Die Sache mit den Diagnosen
Abgrenzungen von einem Krankheitsbild zum anderen sind in der Theorie einfacher zu ziehen als im praktischen Leben. Psychiatrische Diagnosen sind daher als Arbeitshilfen zu verstehen. Sie werden heute auf der Grundlage internationaler Übereinkünfte gestellt. Diese Diagnosesysteme sagen nichts über die Ursachen der Krankheiten aus, sondern richten sich nach den Symptomen.
Das bekannteste Klassifikationssystem für psychiatrische Diagnosen ist das Kapitel F der ICD-10 (International Classification of Diseases, deutsch: Internationale Klassifizierung von Krankheiten). Die ICD-10 arbeitet rein beschreibend und verzichtet auf theoretische Erklärungen. Damit lehnt sie sich an das amerikanische DSM (Diagnostic and Statistical Manual of Mental Disorders, deutsch.: diagnostisches und statistisches Manual psychischer Störungen) an.
Vorbehalte gegenüber der psychiatrischen Diagnostik gibt es sowohl unter Wissenschaftlern als auch in der Gesellschaft und nicht zuletzt bei den Patienten. Doch ohne Diagnose geht es auch nicht. Wer Hilfe sucht, möchte in der Regel eine Diagnose hören, um seine Beschwerden und Störungen einordnen zu können.
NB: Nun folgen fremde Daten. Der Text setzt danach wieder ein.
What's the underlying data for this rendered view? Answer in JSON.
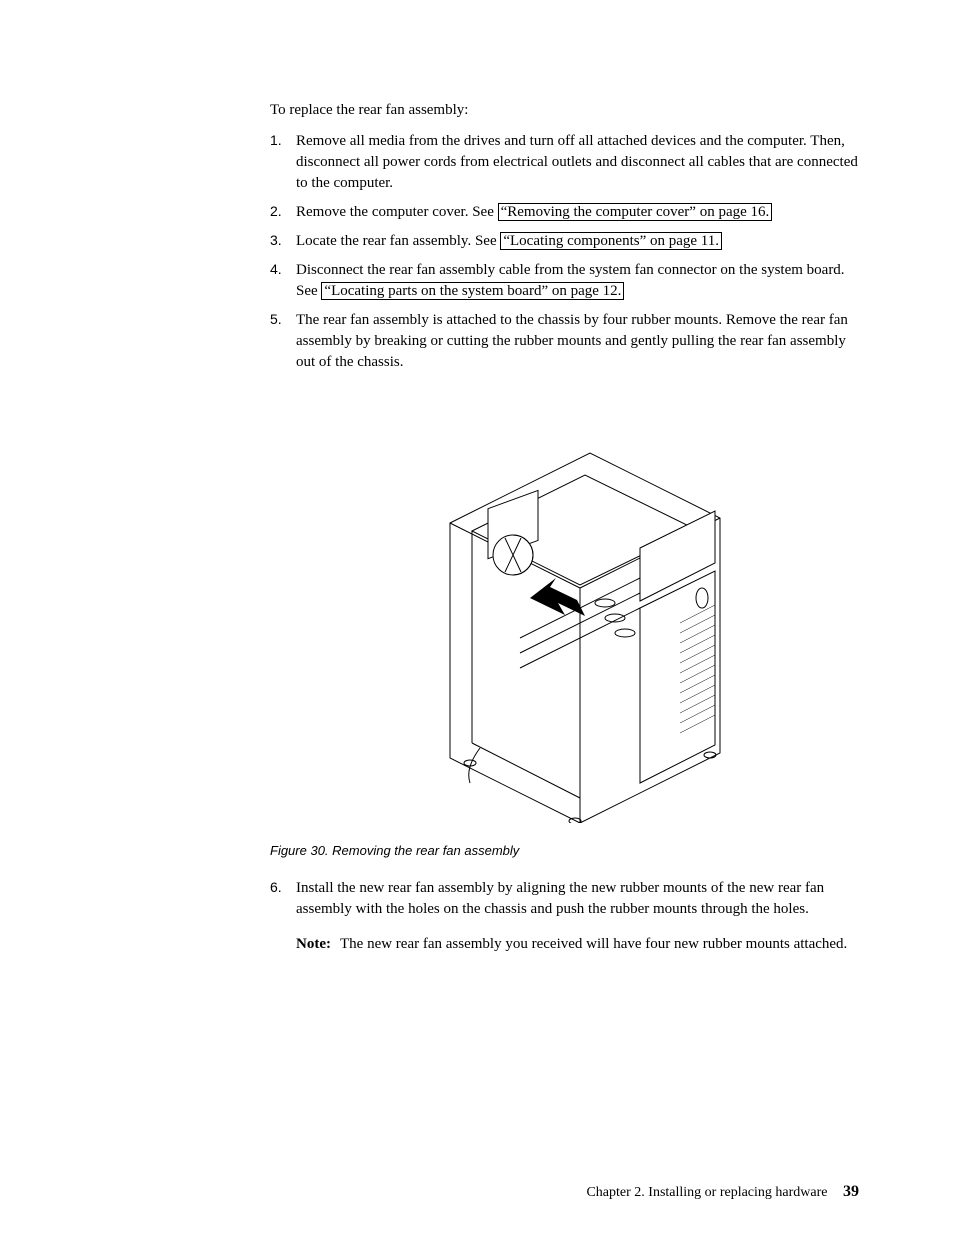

Diagnosen wirken sich für Betroffene auf verschiedene Weise aus:
- Sie erklären Phänomene.
- Sie reduzieren Angst (weil Hilfe erschlossen wird), oder sie verstärken Angst (weil negative Zukunftserwartungen geweckt werden).
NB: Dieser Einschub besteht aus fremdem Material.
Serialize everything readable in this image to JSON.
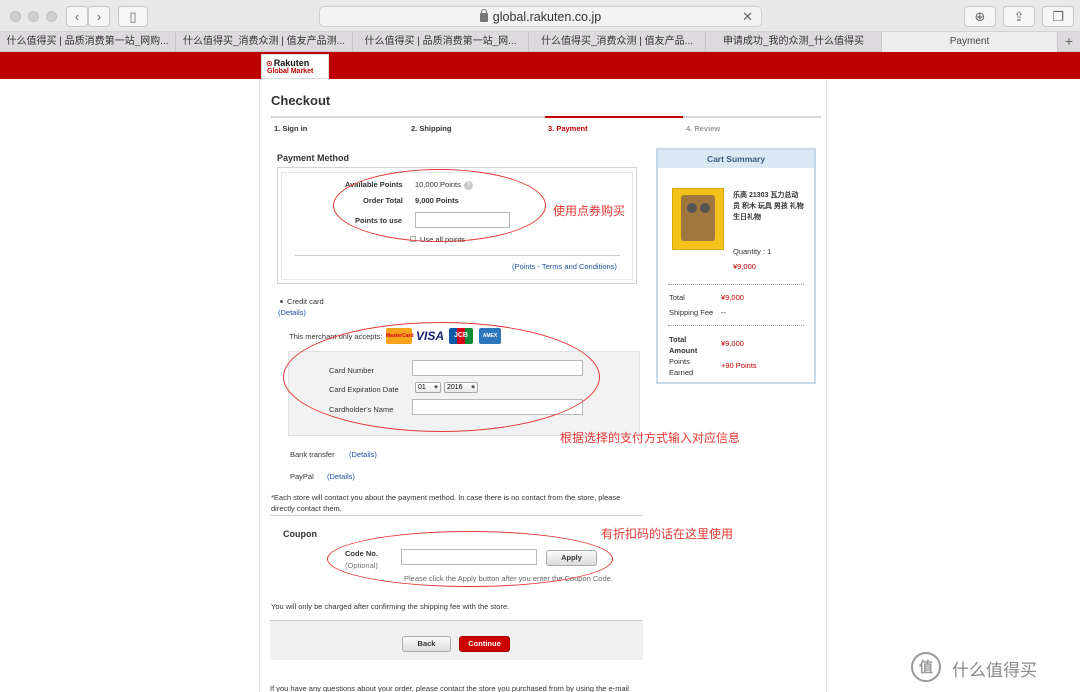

- Sie relativieren die mit den Symptomen verbundenen Probleme.
- Sie entschuldigen Leistungsabfall und gestörtes Sozialverhalten.
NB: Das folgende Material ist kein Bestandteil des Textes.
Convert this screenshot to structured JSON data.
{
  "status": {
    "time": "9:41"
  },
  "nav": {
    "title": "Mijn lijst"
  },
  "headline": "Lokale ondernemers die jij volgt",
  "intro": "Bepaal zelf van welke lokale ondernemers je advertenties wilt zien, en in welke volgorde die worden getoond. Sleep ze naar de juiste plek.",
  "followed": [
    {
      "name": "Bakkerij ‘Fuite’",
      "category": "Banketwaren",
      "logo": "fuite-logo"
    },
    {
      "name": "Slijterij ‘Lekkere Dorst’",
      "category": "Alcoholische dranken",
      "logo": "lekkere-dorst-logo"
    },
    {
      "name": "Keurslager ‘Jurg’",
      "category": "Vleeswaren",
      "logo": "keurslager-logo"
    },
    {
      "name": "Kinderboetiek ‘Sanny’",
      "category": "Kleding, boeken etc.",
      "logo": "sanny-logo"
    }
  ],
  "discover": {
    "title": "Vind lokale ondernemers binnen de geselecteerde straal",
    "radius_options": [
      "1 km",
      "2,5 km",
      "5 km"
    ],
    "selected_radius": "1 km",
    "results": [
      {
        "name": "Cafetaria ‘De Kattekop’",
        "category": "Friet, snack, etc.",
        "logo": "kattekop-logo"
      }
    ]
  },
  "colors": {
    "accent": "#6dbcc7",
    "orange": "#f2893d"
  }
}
Aus alldem folgt, dass mit psychiatrischen Diagnosen sehr behutsam umgegangen werden muss. Das Spannungsfeld möglicher positiver und negativer Wirkungen der Diagnose stellt an die Behandler hohe Anforderungen.
Der behutsame Umgang mit psychiatrischen Diagnosen rechtfertigt jedoch keineswegs, dass Patienten über die medizinischen Aspekte ihrer Erkrankung und Behandlung schlecht informiert werden. Auch Angehörige sollten über die wichtigsten psychiatrischen Diagnosen und Besonderheiten der Therapie Bescheid wissen.